Reportedly, the school counselors told Crumbley’s parents during their November 30 meeting (hours before the shooting occurred) that they had 48 hours to find counseling for Ethan or “the school would contact Child Protective Services.”
District superintendent Tim Thorne released a letter on Saturday that told the community concerns had been raised over drawings and statements by Crumbley, but the school elected to keep the situation at the school’s guidance counselor level rather than reporting it up the chain and/or involving police.
“While we understand this decision has caused anger, confusion and prompted understandable questioning,” the letter said, “the counselors made a judgment based on their professional training and clinical experience and did not have all the facts we now know. Our counselors are deeply committed longstanding school members who have dedicated their lives to supporting students and addressing student mental health and behavioral issues.”
My question: Was law enforcement included in the behavioral evaluation of the attacker?
It appears school officials tried to evaluate the risk without the help of law enforcement. That’s not a valid behavioral threat assessment process. https://t.co/65qbgpYy0x
— Ryan Petty (@rpetty) December 5, 2021
Reportedly, Crumbley claimed the drawings and statements were in relation to a video game he was working on designing.
“On the morning of Nov. 30,” the letter read, “a teacher observed concerning drawings and written statements that have been detailed in media reports, which the teacher reported to school counselors and the Dean of students. The student was immediately removed from the classroom and brought to the guidance counselor’s office where he claimed the drawing was part of a video game he was designing and informed counselors that he planned to pursue video game design as a career.”
It was also reported that Crumbley’s parents, Jennifer and James, were called to the school for a meeting with the counselor on the morning of the shooting.
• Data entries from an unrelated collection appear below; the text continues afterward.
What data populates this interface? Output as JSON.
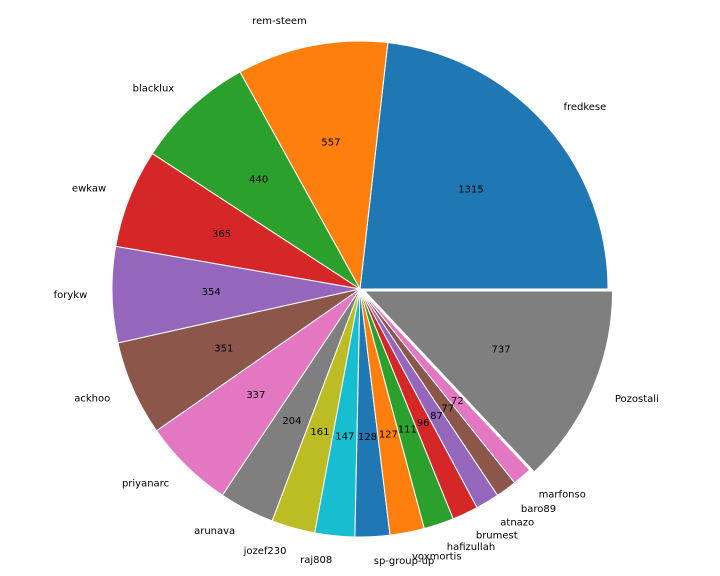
{
  "chart_data": {
    "type": "pie",
    "title": "",
    "start_angle_deg": 0,
    "counterclock": true,
    "explode_last_fraction": 0.02,
    "labels": [
      "fredkese",
      "rem-steem",
      "blacklux",
      "ewkaw",
      "forykw",
      "ackhoo",
      "priyanarc",
      "arunava",
      "jozef230",
      "raj808",
      "sp-group-up",
      "voxmortis",
      "hafizullah",
      "brumest",
      "atnazo",
      "baro89",
      "marfonso",
      "Pozostali"
    ],
    "values": [
      1315,
      557,
      440,
      365,
      354,
      351,
      337,
      204,
      161,
      147,
      128,
      127,
      111,
      96,
      87,
      77,
      72,
      737
    ],
    "value_labels": [
      "1315",
      "557",
      "440",
      "365",
      "354",
      "351",
      "337",
      "204",
      "161",
      "147",
      "128",
      "127",
      "111",
      "96",
      "87",
      "77",
      "72",
      "737"
    ],
    "colors": [
      "#1f77b4",
      "#ff7f0e",
      "#2ca02c",
      "#d62728",
      "#9467bd",
      "#8c564b",
      "#e377c2",
      "#7f7f7f",
      "#bcbd22",
      "#17becf",
      "#1f77b4",
      "#ff7f0e",
      "#2ca02c",
      "#d62728",
      "#9467bd",
      "#8c564b",
      "#e377c2",
      "#7f7f7f"
    ]
  }
}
The counselor asked Crumbley’s parents to take him home for the day, but “they flatly refused and left without their son, apparently to return to work.” Crumbley remained at school after the meeting.
“At no time did counselors believe the student might harm others based on his behavior, responses and demeanor, which appeared calm,” Thorne’s letter continued. “In addition, despite media reports, whether or not the gun was in his backpack has not been confirmed by law enforcement to our knowledge nor by our investigation at this time.”
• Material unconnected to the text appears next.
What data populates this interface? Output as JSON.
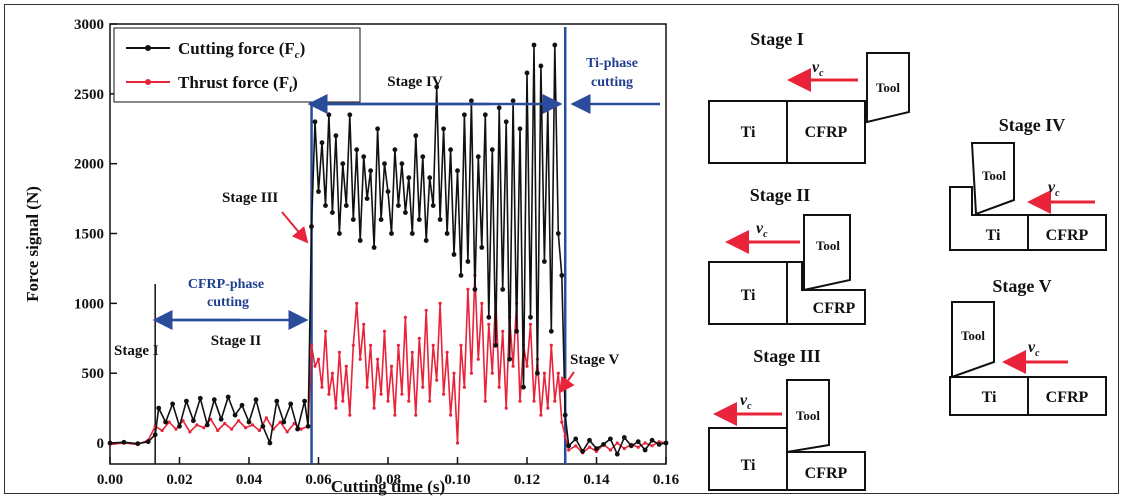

Ethan Crumbley is facing many charges, including one count of terrorism resulting in death, four counts of first-degree murder, seven counts of assault with intent to murder, and 12 counts of possession of a firearm in the commission of a felony. He’s plead not guilty and is being held without bail.
James and Jennifer both face charges of four counts each of involuntary manslaughter. Both plead not guilty and both are being held on $500,000 bonds.